Des éoliennes dans les zones protégées
Les plus beaux paysages de Suisse doivent-ils être sacrifiés à la production d'énergie?
Grâce à la rémunération au prix coûtant du courant réinjecté dans le réseau (RPC), les énergies renouvelables sont en plein boom. On ne peut que s’en réjouir, car la Suisse doit urgemment développer des alternatives à l’énergie nucléaire. Mais que les installations utilisent le soleil, le vent ou l’eau, leur impact écologique ne doit pas être négligé, et il faut parfois prendre position contre la dénaturation de sites d’importance nationale.
La presse nous apprenait hier que 230 éoliennes sont en projet sur les crêtes du Jura. La ville de Lausanne et les communes de la Vallée de Joux souhaitent en installer une dizaine sur le col du Marchairuz. Un lieu inscrit à l’inventaire fédéral des paysages (IFP), qui vise à préserver de façon absolue les quelques rares zones naturelles encore intactes dans notre pays. Ces oasis de biodiversité doivent-ils être sacrifiés sur l’autel des énergies renouvelables ? Faut-il autoriser les éoliennes sur des territoires estampillés IFP ?
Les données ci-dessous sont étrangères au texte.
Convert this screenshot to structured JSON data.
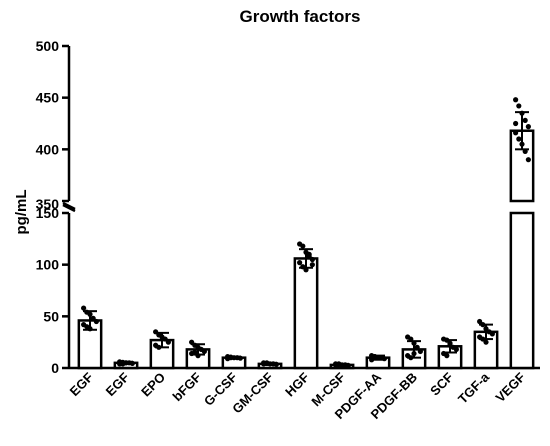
{
  "chart_data": {
    "type": "bar",
    "title": "Growth factors",
    "ylabel": "pg/mL",
    "xlabel": "",
    "y_axis_break": {
      "lower_segment": [
        0,
        150
      ],
      "upper_segment": [
        350,
        500
      ]
    },
    "lower_ticks": [
      0,
      50,
      100,
      150
    ],
    "upper_ticks": [
      350,
      400,
      450,
      500
    ],
    "categories": [
      "EGF",
      "EGF",
      "EPO",
      "bFGF",
      "G-CSF",
      "GM-CSF",
      "HGF",
      "M-CSF",
      "PDGF-AA",
      "PDGF-BB",
      "SCF",
      "TGF-a",
      "VEGF"
    ],
    "values": [
      46,
      5,
      27,
      18,
      10,
      4,
      106,
      3,
      10,
      18,
      21,
      35,
      418
    ],
    "error": [
      9,
      1,
      7,
      5,
      1,
      1,
      9,
      1,
      2,
      8,
      6,
      7,
      18
    ],
    "points": [
      [
        58,
        54,
        52,
        48,
        45,
        42,
        40,
        38
      ],
      [
        6,
        5.5,
        5,
        5,
        4.5,
        4,
        4,
        5
      ],
      [
        35,
        32,
        30,
        28,
        25,
        22,
        20
      ],
      [
        25,
        22,
        20,
        18,
        16,
        14,
        15,
        12
      ],
      [
        11,
        10.5,
        10,
        10,
        9.5,
        9,
        10
      ],
      [
        5,
        4.5,
        4,
        4,
        3.5,
        4,
        5
      ],
      [
        120,
        118,
        112,
        108,
        105,
        102,
        98,
        95,
        110,
        100
      ],
      [
        4,
        3.5,
        3,
        3,
        2.5,
        3,
        4
      ],
      [
        12,
        11,
        10,
        10,
        9,
        8,
        11
      ],
      [
        30,
        28,
        24,
        20,
        16,
        12,
        10,
        14
      ],
      [
        28,
        27,
        24,
        20,
        18,
        14,
        12,
        22
      ],
      [
        45,
        42,
        38,
        35,
        33,
        30,
        28,
        25
      ],
      [
        448,
        442,
        435,
        428,
        422,
        416,
        410,
        405,
        398,
        390,
        425
      ]
    ],
    "bar_fill": "#ffffff",
    "stroke_color": "#000000"
  }
}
Je suis convaincue que tout comme les routes et les lignes à haute tension, les éoliennes n’ont rien à faire dans les paysages protégés. Le papier de position des Verts sur l’énergie le dit clairement, et je m’en réjouis. Nous nous contredirions en autorisant les éoliennes alors que nous refusons les lignes à haute tension, qui peuvent elles aussi servir au transport de l’énergie renouvelable. Par bonheur, les associations de protection de la nature et les producteurs d’électricité ont conclu un accord en 2004 : les éoliennes ne peuvent être installées que là où des constructions importantes existent déjà et où elles n’abîment donc pas le paysage.
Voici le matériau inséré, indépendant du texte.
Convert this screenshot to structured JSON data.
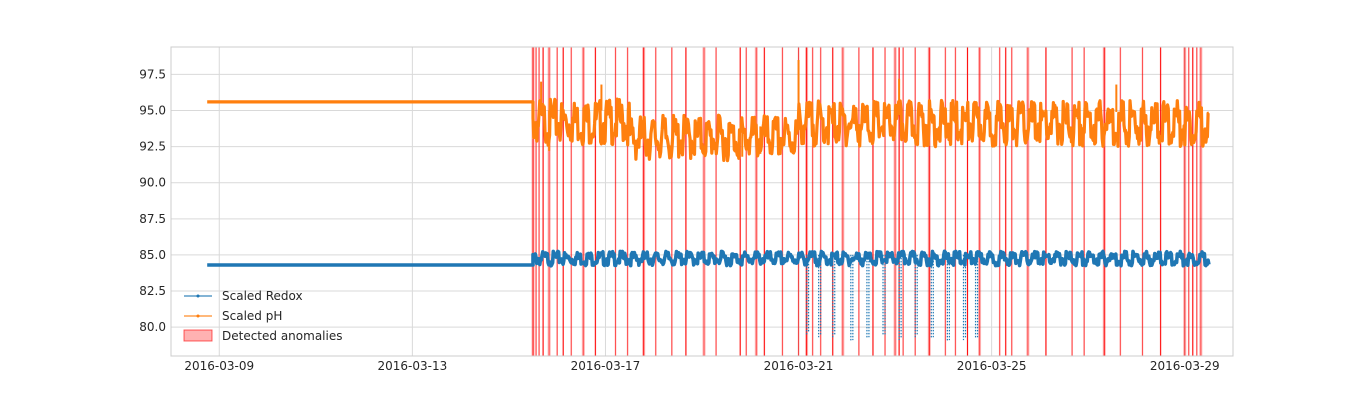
{
  "chart_data": {
    "type": "line",
    "title": "",
    "xlabel": "",
    "ylabel": "",
    "x_start": "2016-03-08",
    "x_end": "2016-03-30",
    "ylim": [
      78.0,
      99.4
    ],
    "xticks": [
      "2016-03-09",
      "2016-03-13",
      "2016-03-17",
      "2016-03-21",
      "2016-03-25",
      "2016-03-29"
    ],
    "yticks": [
      80.0,
      82.5,
      85.0,
      87.5,
      90.0,
      92.5,
      95.0,
      97.5
    ],
    "grid": true,
    "legend_position": "lower-left",
    "series": [
      {
        "name": "Scaled Redox",
        "color": "#1f77b4",
        "flat_segment": {
          "x_start": "2016-03-08 18:00",
          "x_end": "2016-03-15 12:00",
          "y": 84.3
        },
        "baseline_after": 85.0,
        "dips": [
          {
            "x": "2016-03-21 04:00",
            "y": 79.5
          },
          {
            "x": "2016-03-21 10:00",
            "y": 79.3
          },
          {
            "x": "2016-03-21 17:00",
            "y": 79.3
          },
          {
            "x": "2016-03-22 02:00",
            "y": 79.0
          },
          {
            "x": "2016-03-22 10:00",
            "y": 79.2
          },
          {
            "x": "2016-03-22 18:00",
            "y": 79.4
          },
          {
            "x": "2016-03-23 02:00",
            "y": 79.1
          },
          {
            "x": "2016-03-23 10:00",
            "y": 79.3
          },
          {
            "x": "2016-03-23 18:00",
            "y": 79.2
          },
          {
            "x": "2016-03-24 02:00",
            "y": 79.0
          },
          {
            "x": "2016-03-24 10:00",
            "y": 79.1
          },
          {
            "x": "2016-03-24 16:00",
            "y": 79.2
          }
        ]
      },
      {
        "name": "Scaled pH",
        "color": "#ff7f0e",
        "flat_segment": {
          "x_start": "2016-03-08 18:00",
          "x_end": "2016-03-15 12:00",
          "y": 95.6
        },
        "segments_after": [
          {
            "x_start": "2016-03-15 12:00",
            "x_end": "2016-03-17 12:00",
            "y": 95.0
          },
          {
            "x_start": "2016-03-17 12:00",
            "x_end": "2016-03-21 00:00",
            "y": 93.9
          },
          {
            "x_start": "2016-03-21 00:00",
            "x_end": "2016-03-29 12:00",
            "y": 94.9
          }
        ],
        "spikes": [
          {
            "x": "2016-03-15 16:00",
            "y": 97.0
          },
          {
            "x": "2016-03-15 20:00",
            "y": 92.2
          },
          {
            "x": "2016-03-16 22:00",
            "y": 96.8
          },
          {
            "x": "2016-03-19 20:00",
            "y": 91.8
          },
          {
            "x": "2016-03-20 05:00",
            "y": 92.0
          },
          {
            "x": "2016-03-21 00:00",
            "y": 98.5
          },
          {
            "x": "2016-03-23 02:00",
            "y": 97.2
          },
          {
            "x": "2016-03-27 14:00",
            "y": 96.8
          }
        ]
      },
      {
        "name": "Detected anomalies",
        "color": "#ff0000",
        "kind": "vertical-spans",
        "times": [
          "2016-03-15 12:00",
          "2016-03-15 13:30",
          "2016-03-15 15:00",
          "2016-03-15 17:00",
          "2016-03-15 20:00",
          "2016-03-16 00:00",
          "2016-03-16 03:00",
          "2016-03-16 07:00",
          "2016-03-16 13:00",
          "2016-03-16 19:00",
          "2016-03-17 05:00",
          "2016-03-17 11:00",
          "2016-03-17 19:00",
          "2016-03-18 01:00",
          "2016-03-18 09:00",
          "2016-03-18 16:00",
          "2016-03-19 01:00",
          "2016-03-19 07:00",
          "2016-03-19 19:00",
          "2016-03-19 22:00",
          "2016-03-20 03:00",
          "2016-03-20 07:00",
          "2016-03-20 16:00",
          "2016-03-21 00:00",
          "2016-03-21 04:00",
          "2016-03-21 07:00",
          "2016-03-21 11:00",
          "2016-03-21 17:00",
          "2016-03-21 22:00",
          "2016-03-22 06:00",
          "2016-03-22 13:00",
          "2016-03-22 19:00",
          "2016-03-23 00:00",
          "2016-03-23 02:00",
          "2016-03-23 04:00",
          "2016-03-23 10:00",
          "2016-03-23 17:00",
          "2016-03-24 01:00",
          "2016-03-24 06:00",
          "2016-03-24 12:00",
          "2016-03-24 18:00",
          "2016-03-25 04:00",
          "2016-03-25 07:00",
          "2016-03-25 10:00",
          "2016-03-25 18:00",
          "2016-03-26 03:00",
          "2016-03-26 16:00",
          "2016-03-26 22:00",
          "2016-03-27 08:00",
          "2016-03-27 16:00",
          "2016-03-28 03:00",
          "2016-03-28 12:00",
          "2016-03-29 00:00",
          "2016-03-29 02:00",
          "2016-03-29 04:00",
          "2016-03-29 06:00",
          "2016-03-29 08:00"
        ]
      }
    ]
  }
}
Fervente partisane des énergies renouvelables, je ne peux néanmoins pas faire fi d’autres enjeux tout aussi légitimes. Je m’oppose au rehaussement du barrage du Grimsel, qui engloutirait de manière irréversible un haut-marais très riche en espèces protégées. De nombreuses petites centrales hydrauliques au fil de l’eau éveillent mon scepticisme, car elles privent les poissons de leurs ressources vitales. Et je dis résolument non aux éoliennes dans les zones IFP, car la beauté des paysages est un élément essentiel du patrimoine suisse.
Selon les organisations de défense de l’environnement, les énergies renouvelables pourraient livrer de 1,5 à 4 milliards de kilowattheures sans nuire aux équilibres écologiques. Il existe dans le Jura, mais aussi dans les Préalpes, des zones qui ne figurent pas dans l’IFP et sont suffisamment venteuses pour se prêter à la production de courant éolien. Misons donc tout sur elles, et laissons vivre en paix nos paysages protégés.